De acordo com a psicóloga, no processo de acolhimento psicológico é preciso exercitar a escuta e permitir que os refugiados tenham seu tempo para falar, abordar suas questões. “Quando falamos de suporte psicológico, sempre falamos de escuta, de ofertar um lugar onde qualquer sentimento, questionamento ou pensamento, caiba. E que essa escuta esteja atenta às particularidades da situação, do momento, da cultura”, afirma.
A língua como ponte para a integração
Chegando a um novo país, a barreira linguística é o segundo maior desafio enfrentado pelos refugiados para conseguirem se integrar à sociedade local, ficando atrás somente dos casos de xenofobia por parte de funcionários públicos, de acordo com o levantamento “Diagnósticos Participativos”, feito pela ACNUR. “Fico preocupado com a comunicação com os brasileiros, mas estou otimista de que dará certo, já consegui um emprego e, aos poucos, estou conseguindo me comunicar melhor por aqui”, comemora Sadiq.
André Naddeo é diretor-executivo da ONG Planeta de TODOS e avalia que a comunicação é fundamental para a integração em qualquer nova sociedade. “Sem um conhecimento básico da língua portuguesa, os refugiados que chegam ao Brasil podem ter dificuldades para criar conexões sociais, entender e participar de atividades culturais, além de estabelecer relacionamentos com os membros da comunidade local”, afirma.
Como a comunidade local pode ajudar
No processo de integração e estruturação de uma nova vida no país de refúgio, Calacena compartilha que as pessoas tendem a responder muito melhor quando se sentem seguras e acolhidas. Segundo a psicóloga, a comunidade local pode ser uma aliada respeitando e dando espaço. “E dar espaço nos dois sentidos: abrir espaço pra quem está chegando, trazer para perto, mostrar que existe lugar para essas pessoas.
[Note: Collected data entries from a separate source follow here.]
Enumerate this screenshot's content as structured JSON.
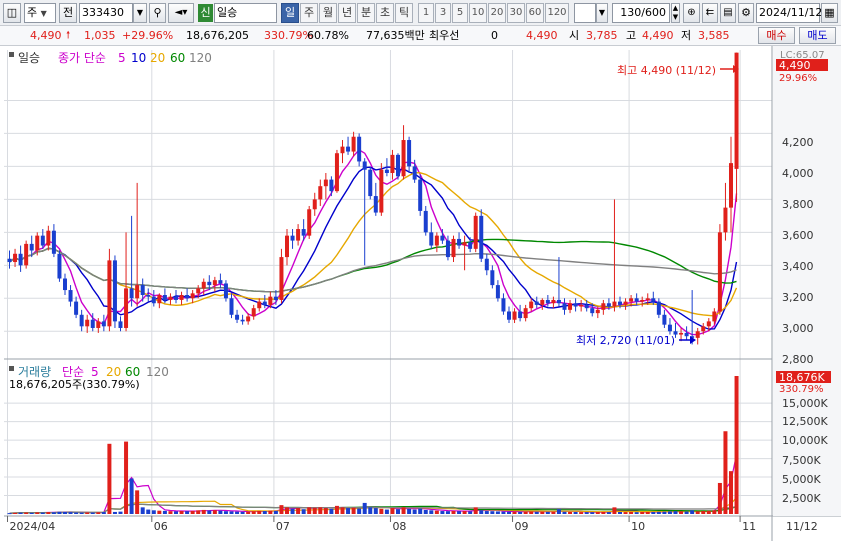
{
  "toolbar": {
    "market": "주",
    "prev_label": "전",
    "code": "333430",
    "credit_tag": "신",
    "stock_name": "일승",
    "periods": [
      "일",
      "주",
      "월",
      "년",
      "분",
      "초",
      "틱"
    ],
    "active_period": "일",
    "minute_units": [
      "1",
      "3",
      "5",
      "10",
      "20",
      "30",
      "60",
      "120"
    ],
    "count": "130/600",
    "date": "2024/11/12"
  },
  "quote": {
    "price": "4,490",
    "change": "1,035",
    "change_pct": "+29.96%",
    "volume": "18,676,205",
    "volume_ratio": "330.79%",
    "turnover": "60.78%",
    "amount": "77,635백만",
    "best_bid_label": "최우선",
    "best_bid": "0",
    "best_ask": "4,490",
    "open_label": "시",
    "open": "3,785",
    "high_label": "고",
    "high": "4,490",
    "low_label": "저",
    "low": "3,585",
    "buy_label": "매수",
    "sell_label": "매도"
  },
  "price_pane": {
    "legend_period": "일승",
    "legend_label": "종가 단순",
    "ma_periods": [
      "5",
      "10",
      "20",
      "60",
      "120"
    ],
    "ma_colors": [
      "#cc00cc",
      "#0000cc",
      "#e6a800",
      "#008800",
      "#808080"
    ],
    "axis_ticks": [
      "4,200",
      "4,000",
      "3,800",
      "3,600",
      "3,400",
      "3,200",
      "3,000",
      "2,800"
    ],
    "price_tag": "4,490",
    "price_tag_pct": "29.96%",
    "lc_label": "LC:65.07",
    "high_annotation": "최고 4,490 (11/12)",
    "low_annotation": "최저 2,720 (11/01)"
  },
  "volume_pane": {
    "legend_label": "거래량",
    "legend_ma": "단순",
    "ma_periods": [
      "5",
      "20",
      "60",
      "120"
    ],
    "info": "18,676,205주(330.79%)",
    "axis_ticks": [
      "15,000K",
      "12,500K",
      "10,000K",
      "7,500K",
      "5,000K",
      "2,500K"
    ],
    "volume_tag": "18,676K",
    "volume_tag_pct": "330.79%"
  },
  "x_axis": {
    "labels": [
      "2024/04",
      "06",
      "07",
      "08",
      "09",
      "10",
      "11"
    ],
    "current": "11/12"
  },
  "colors": {
    "up": "#e0201b",
    "down": "#1a3fcf",
    "grid": "#d8dbe0",
    "accent": "#3a64a8"
  },
  "chart_data": {
    "type": "candlestick",
    "y_range": [
      2650,
      4500
    ],
    "volume_range": [
      0,
      18676
    ],
    "months": [
      [
        "2024/04",
        0
      ],
      [
        "06",
        26
      ],
      [
        "07",
        48
      ],
      [
        "08",
        69
      ],
      [
        "09",
        91
      ],
      [
        "10",
        112
      ],
      [
        "11",
        132
      ]
    ],
    "candles": [
      {
        "o": 3240,
        "h": 3290,
        "l": 3180,
        "c": 3220
      },
      {
        "o": 3220,
        "h": 3300,
        "l": 3190,
        "c": 3270
      },
      {
        "o": 3270,
        "h": 3320,
        "l": 3160,
        "c": 3200
      },
      {
        "o": 3200,
        "h": 3350,
        "l": 3180,
        "c": 3330
      },
      {
        "o": 3330,
        "h": 3380,
        "l": 3250,
        "c": 3290
      },
      {
        "o": 3290,
        "h": 3400,
        "l": 3260,
        "c": 3380
      },
      {
        "o": 3380,
        "h": 3420,
        "l": 3300,
        "c": 3320
      },
      {
        "o": 3320,
        "h": 3440,
        "l": 3290,
        "c": 3410
      },
      {
        "o": 3410,
        "h": 3450,
        "l": 3250,
        "c": 3270
      },
      {
        "o": 3270,
        "h": 3290,
        "l": 3100,
        "c": 3120
      },
      {
        "o": 3120,
        "h": 3150,
        "l": 3020,
        "c": 3050
      },
      {
        "o": 3050,
        "h": 3080,
        "l": 2950,
        "c": 2980
      },
      {
        "o": 2980,
        "h": 3010,
        "l": 2880,
        "c": 2900
      },
      {
        "o": 2900,
        "h": 2930,
        "l": 2800,
        "c": 2830
      },
      {
        "o": 2830,
        "h": 2900,
        "l": 2790,
        "c": 2870
      },
      {
        "o": 2870,
        "h": 2910,
        "l": 2800,
        "c": 2820
      },
      {
        "o": 2820,
        "h": 2880,
        "l": 2790,
        "c": 2860
      },
      {
        "o": 2860,
        "h": 2900,
        "l": 2800,
        "c": 2830
      },
      {
        "o": 2830,
        "h": 3300,
        "l": 2800,
        "c": 3230
      },
      {
        "o": 3230,
        "h": 3260,
        "l": 2820,
        "c": 2860
      },
      {
        "o": 2860,
        "h": 2890,
        "l": 2800,
        "c": 2820
      },
      {
        "o": 2820,
        "h": 3400,
        "l": 2800,
        "c": 3060
      },
      {
        "o": 3060,
        "h": 3500,
        "l": 2950,
        "c": 3000
      },
      {
        "o": 3000,
        "h": 3700,
        "l": 2950,
        "c": 3080
      },
      {
        "o": 3080,
        "h": 3120,
        "l": 2980,
        "c": 3020
      },
      {
        "o": 3020,
        "h": 3060,
        "l": 2980,
        "c": 3010
      },
      {
        "o": 3010,
        "h": 3050,
        "l": 2950,
        "c": 2970
      },
      {
        "o": 2970,
        "h": 3030,
        "l": 2940,
        "c": 3020
      },
      {
        "o": 3020,
        "h": 3060,
        "l": 2970,
        "c": 2990
      },
      {
        "o": 2990,
        "h": 3030,
        "l": 2960,
        "c": 3010
      },
      {
        "o": 3010,
        "h": 3050,
        "l": 2970,
        "c": 2990
      },
      {
        "o": 2990,
        "h": 3040,
        "l": 2960,
        "c": 3020
      },
      {
        "o": 3020,
        "h": 3060,
        "l": 2980,
        "c": 3000
      },
      {
        "o": 3000,
        "h": 3050,
        "l": 2970,
        "c": 3030
      },
      {
        "o": 3030,
        "h": 3080,
        "l": 3000,
        "c": 3060
      },
      {
        "o": 3060,
        "h": 3120,
        "l": 3020,
        "c": 3100
      },
      {
        "o": 3100,
        "h": 3140,
        "l": 3050,
        "c": 3080
      },
      {
        "o": 3080,
        "h": 3130,
        "l": 3040,
        "c": 3110
      },
      {
        "o": 3110,
        "h": 3150,
        "l": 3060,
        "c": 3090
      },
      {
        "o": 3090,
        "h": 3110,
        "l": 2980,
        "c": 3000
      },
      {
        "o": 3000,
        "h": 3030,
        "l": 2880,
        "c": 2900
      },
      {
        "o": 2900,
        "h": 2930,
        "l": 2850,
        "c": 2870
      },
      {
        "o": 2870,
        "h": 2900,
        "l": 2840,
        "c": 2860
      },
      {
        "o": 2860,
        "h": 2910,
        "l": 2840,
        "c": 2890
      },
      {
        "o": 2890,
        "h": 2960,
        "l": 2870,
        "c": 2940
      },
      {
        "o": 2940,
        "h": 3000,
        "l": 2920,
        "c": 2980
      },
      {
        "o": 2980,
        "h": 3020,
        "l": 2940,
        "c": 2960
      },
      {
        "o": 2960,
        "h": 3040,
        "l": 2940,
        "c": 3010
      },
      {
        "o": 3010,
        "h": 3050,
        "l": 2960,
        "c": 2990
      },
      {
        "o": 2990,
        "h": 3300,
        "l": 2970,
        "c": 3250
      },
      {
        "o": 3250,
        "h": 3420,
        "l": 3200,
        "c": 3380
      },
      {
        "o": 3380,
        "h": 3420,
        "l": 3300,
        "c": 3350
      },
      {
        "o": 3350,
        "h": 3450,
        "l": 3320,
        "c": 3420
      },
      {
        "o": 3420,
        "h": 3480,
        "l": 3350,
        "c": 3380
      },
      {
        "o": 3380,
        "h": 3560,
        "l": 3360,
        "c": 3540
      },
      {
        "o": 3540,
        "h": 3640,
        "l": 3500,
        "c": 3600
      },
      {
        "o": 3600,
        "h": 3720,
        "l": 3560,
        "c": 3680
      },
      {
        "o": 3680,
        "h": 3760,
        "l": 3600,
        "c": 3720
      },
      {
        "o": 3720,
        "h": 3740,
        "l": 3620,
        "c": 3650
      },
      {
        "o": 3650,
        "h": 3900,
        "l": 3640,
        "c": 3880
      },
      {
        "o": 3880,
        "h": 3960,
        "l": 3820,
        "c": 3920
      },
      {
        "o": 3920,
        "h": 3980,
        "l": 3870,
        "c": 3890
      },
      {
        "o": 3890,
        "h": 4010,
        "l": 3860,
        "c": 3980
      },
      {
        "o": 3980,
        "h": 4000,
        "l": 3800,
        "c": 3830
      },
      {
        "o": 3830,
        "h": 3850,
        "l": 3200,
        "c": 3780
      },
      {
        "o": 3780,
        "h": 3800,
        "l": 3600,
        "c": 3620
      },
      {
        "o": 3620,
        "h": 3700,
        "l": 3500,
        "c": 3520
      },
      {
        "o": 3520,
        "h": 3820,
        "l": 3500,
        "c": 3780
      },
      {
        "o": 3780,
        "h": 3850,
        "l": 3740,
        "c": 3760
      },
      {
        "o": 3760,
        "h": 3900,
        "l": 3720,
        "c": 3870
      },
      {
        "o": 3870,
        "h": 3880,
        "l": 3720,
        "c": 3740
      },
      {
        "o": 3740,
        "h": 4050,
        "l": 3720,
        "c": 3960
      },
      {
        "o": 3960,
        "h": 3980,
        "l": 3760,
        "c": 3800
      },
      {
        "o": 3800,
        "h": 3840,
        "l": 3700,
        "c": 3720
      },
      {
        "o": 3720,
        "h": 3750,
        "l": 3500,
        "c": 3530
      },
      {
        "o": 3530,
        "h": 3560,
        "l": 3380,
        "c": 3400
      },
      {
        "o": 3400,
        "h": 3460,
        "l": 3300,
        "c": 3320
      },
      {
        "o": 3320,
        "h": 3400,
        "l": 3280,
        "c": 3380
      },
      {
        "o": 3380,
        "h": 3420,
        "l": 3330,
        "c": 3350
      },
      {
        "o": 3350,
        "h": 3380,
        "l": 3230,
        "c": 3250
      },
      {
        "o": 3250,
        "h": 3380,
        "l": 3220,
        "c": 3360
      },
      {
        "o": 3360,
        "h": 3400,
        "l": 3300,
        "c": 3320
      },
      {
        "o": 3320,
        "h": 3380,
        "l": 3170,
        "c": 3340
      },
      {
        "o": 3340,
        "h": 3370,
        "l": 3280,
        "c": 3300
      },
      {
        "o": 3300,
        "h": 3520,
        "l": 3280,
        "c": 3500
      },
      {
        "o": 3500,
        "h": 3540,
        "l": 3220,
        "c": 3240
      },
      {
        "o": 3240,
        "h": 3270,
        "l": 3140,
        "c": 3170
      },
      {
        "o": 3170,
        "h": 3200,
        "l": 3060,
        "c": 3080
      },
      {
        "o": 3080,
        "h": 3110,
        "l": 2980,
        "c": 3000
      },
      {
        "o": 3000,
        "h": 3030,
        "l": 2900,
        "c": 2920
      },
      {
        "o": 2920,
        "h": 2950,
        "l": 2850,
        "c": 2870
      },
      {
        "o": 2870,
        "h": 2940,
        "l": 2850,
        "c": 2920
      },
      {
        "o": 2920,
        "h": 2960,
        "l": 2860,
        "c": 2880
      },
      {
        "o": 2880,
        "h": 2960,
        "l": 2860,
        "c": 2940
      },
      {
        "o": 2940,
        "h": 3000,
        "l": 2920,
        "c": 2980
      },
      {
        "o": 2980,
        "h": 3010,
        "l": 2940,
        "c": 2960
      },
      {
        "o": 2960,
        "h": 3000,
        "l": 2930,
        "c": 2990
      },
      {
        "o": 2990,
        "h": 3020,
        "l": 2950,
        "c": 2970
      },
      {
        "o": 2970,
        "h": 3010,
        "l": 2940,
        "c": 2990
      },
      {
        "o": 2990,
        "h": 3250,
        "l": 2950,
        "c": 2970
      },
      {
        "o": 2970,
        "h": 3000,
        "l": 2900,
        "c": 2930
      },
      {
        "o": 2930,
        "h": 2990,
        "l": 2910,
        "c": 2970
      },
      {
        "o": 2970,
        "h": 3000,
        "l": 2920,
        "c": 2950
      },
      {
        "o": 2950,
        "h": 2990,
        "l": 2920,
        "c": 2960
      },
      {
        "o": 2960,
        "h": 2990,
        "l": 2920,
        "c": 2940
      },
      {
        "o": 2940,
        "h": 2970,
        "l": 2890,
        "c": 2910
      },
      {
        "o": 2910,
        "h": 2950,
        "l": 2880,
        "c": 2930
      },
      {
        "o": 2930,
        "h": 2990,
        "l": 2900,
        "c": 2970
      },
      {
        "o": 2970,
        "h": 3000,
        "l": 2930,
        "c": 2950
      },
      {
        "o": 2950,
        "h": 3600,
        "l": 2920,
        "c": 2980
      },
      {
        "o": 2980,
        "h": 3010,
        "l": 2940,
        "c": 2960
      },
      {
        "o": 2960,
        "h": 3000,
        "l": 2930,
        "c": 2980
      },
      {
        "o": 2980,
        "h": 3020,
        "l": 2950,
        "c": 3000
      },
      {
        "o": 3000,
        "h": 3030,
        "l": 2960,
        "c": 2980
      },
      {
        "o": 2980,
        "h": 3010,
        "l": 2950,
        "c": 2990
      },
      {
        "o": 2990,
        "h": 3030,
        "l": 2960,
        "c": 3000
      },
      {
        "o": 3000,
        "h": 3040,
        "l": 2960,
        "c": 2980
      },
      {
        "o": 2980,
        "h": 3000,
        "l": 2880,
        "c": 2900
      },
      {
        "o": 2900,
        "h": 2930,
        "l": 2820,
        "c": 2840
      },
      {
        "o": 2840,
        "h": 2880,
        "l": 2780,
        "c": 2800
      },
      {
        "o": 2800,
        "h": 2850,
        "l": 2760,
        "c": 2780
      },
      {
        "o": 2780,
        "h": 2820,
        "l": 2740,
        "c": 2790
      },
      {
        "o": 2790,
        "h": 2830,
        "l": 2750,
        "c": 2770
      },
      {
        "o": 2770,
        "h": 3050,
        "l": 2720,
        "c": 2760
      },
      {
        "o": 2760,
        "h": 2820,
        "l": 2720,
        "c": 2800
      },
      {
        "o": 2800,
        "h": 2850,
        "l": 2780,
        "c": 2830
      },
      {
        "o": 2830,
        "h": 2880,
        "l": 2800,
        "c": 2860
      },
      {
        "o": 2860,
        "h": 2940,
        "l": 2840,
        "c": 2920
      },
      {
        "o": 2920,
        "h": 3450,
        "l": 2900,
        "c": 3400
      },
      {
        "o": 3400,
        "h": 3700,
        "l": 3350,
        "c": 3550
      },
      {
        "o": 3550,
        "h": 3980,
        "l": 3400,
        "c": 3820
      },
      {
        "o": 3785,
        "h": 4490,
        "l": 3585,
        "c": 4490
      }
    ],
    "volume": [
      120,
      150,
      180,
      200,
      160,
      220,
      190,
      260,
      230,
      300,
      280,
      250,
      200,
      180,
      210,
      190,
      230,
      260,
      9500,
      280,
      320,
      9800,
      4800,
      3200,
      900,
      600,
      500,
      450,
      420,
      380,
      350,
      400,
      380,
      420,
      500,
      550,
      480,
      520,
      450,
      380,
      350,
      320,
      300,
      320,
      380,
      420,
      400,
      450,
      420,
      1200,
      900,
      700,
      800,
      650,
      900,
      850,
      900,
      800,
      700,
      1100,
      900,
      800,
      850,
      750,
      1500,
      900,
      800,
      700,
      600,
      800,
      650,
      900,
      700,
      600,
      750,
      550,
      500,
      450,
      400,
      380,
      420,
      380,
      400,
      350,
      900,
      500,
      400,
      380,
      350,
      320,
      300,
      310,
      290,
      320,
      350,
      300,
      310,
      290,
      300,
      650,
      300,
      280,
      270,
      260,
      250,
      240,
      260,
      280,
      260,
      900,
      270,
      260,
      280,
      250,
      260,
      270,
      280,
      300,
      320,
      350,
      380,
      360,
      340,
      500,
      360,
      400,
      420,
      500,
      4200,
      11200,
      5800,
      18676
    ]
  }
}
Mas também no sentido de respeitar os limites, as dores e os momentos”, ressalta.
De acordo com a profissional, a diversidade cultural tende a fazer do brasileiro um povo afetuoso, fator que aproxima pessoas refugiadas a desenvolverem senso de pertencimento à nova comunidade. “Estar em um território sem hostilidade, onde podem se movimentar livremente, traz bem-estar, segurança, esperança e novas perspectivas de vida”, endossa a psicóloga.
Com o esforço de instituições dedicadas ao acolhimento, políticas públicas eficazes e espaço na comunidade, o Brasil tem potencial para concretizar a aposta do representante da ACNUR, Davide Torzilli, de que o país pode se tornar um campeão global no acolhimento de refugiados. “Agora estou começando um novo trabalho e, recentemente, fui reconhecido como refugiado no Brasil. Então espero poder trazer minha família para cá e começar uma vida nova com eles aqui”, compartilha Sadiq.